Par Yasmina Reghai
Hier, depuis Nairobi, Emmanuel Macron a offert au Maroc un compliment que beaucoup de parents, d’enseignants et d’étudiants n’attendaient plus vraiment : qualifier notre système éducatif de « modèle extraordinaire » pour l’Afrique. Une phrase brillante, diplomatique, presque cinématographique. Le genre de phrase qui voyage vite dans les médias, mais plus lentement dans les salles de classe.
Et soudain, le Marocain moyen s’est retrouvé dans une drôle de situation : hésiter entre applaudir… ou vérifier qu’on parle bien du même système éducatif.

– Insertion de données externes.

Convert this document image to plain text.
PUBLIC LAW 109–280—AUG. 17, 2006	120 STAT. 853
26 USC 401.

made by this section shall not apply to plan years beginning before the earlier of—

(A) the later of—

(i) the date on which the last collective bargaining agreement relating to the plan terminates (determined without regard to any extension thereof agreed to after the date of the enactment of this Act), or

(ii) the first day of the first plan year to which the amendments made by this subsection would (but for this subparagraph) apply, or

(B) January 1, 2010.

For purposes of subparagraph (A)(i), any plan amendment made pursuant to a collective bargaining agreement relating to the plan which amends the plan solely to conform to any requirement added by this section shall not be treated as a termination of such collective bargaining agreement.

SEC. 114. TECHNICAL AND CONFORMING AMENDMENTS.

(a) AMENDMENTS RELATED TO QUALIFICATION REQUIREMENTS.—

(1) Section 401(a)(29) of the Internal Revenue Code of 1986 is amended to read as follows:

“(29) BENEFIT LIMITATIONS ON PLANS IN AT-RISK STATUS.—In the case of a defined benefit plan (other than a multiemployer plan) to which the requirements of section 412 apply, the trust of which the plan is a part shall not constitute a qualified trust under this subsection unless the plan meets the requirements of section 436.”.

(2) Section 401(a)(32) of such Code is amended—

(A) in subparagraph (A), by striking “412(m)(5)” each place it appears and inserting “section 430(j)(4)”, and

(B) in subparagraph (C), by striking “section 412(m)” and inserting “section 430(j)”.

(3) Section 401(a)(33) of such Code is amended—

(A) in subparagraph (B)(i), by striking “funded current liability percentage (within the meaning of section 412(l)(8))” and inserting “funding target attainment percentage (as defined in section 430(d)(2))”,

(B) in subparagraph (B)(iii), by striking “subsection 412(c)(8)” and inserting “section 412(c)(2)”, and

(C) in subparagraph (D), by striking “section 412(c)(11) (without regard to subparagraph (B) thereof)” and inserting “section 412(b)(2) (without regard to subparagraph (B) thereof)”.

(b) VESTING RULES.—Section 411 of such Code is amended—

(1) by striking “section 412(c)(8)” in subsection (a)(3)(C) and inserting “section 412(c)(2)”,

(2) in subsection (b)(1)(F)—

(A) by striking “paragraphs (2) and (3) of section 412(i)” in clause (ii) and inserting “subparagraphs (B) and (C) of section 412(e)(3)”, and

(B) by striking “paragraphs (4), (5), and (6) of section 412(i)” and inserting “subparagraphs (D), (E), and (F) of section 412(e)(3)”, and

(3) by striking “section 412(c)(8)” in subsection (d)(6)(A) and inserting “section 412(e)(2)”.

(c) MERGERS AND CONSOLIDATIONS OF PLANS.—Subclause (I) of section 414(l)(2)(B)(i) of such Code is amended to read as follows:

Parce qu’au Maroc, l’école est devenue une expérience émotionnelle complète. On y entre avec un cartable, on en ressort avec une anxiété chronique, des cours de soutien à 3000 dirhams par mois et un parent qui a appris à faire des équations financières plus complexes que celles du bac pour payer une école privée “pas trop catastrophique”.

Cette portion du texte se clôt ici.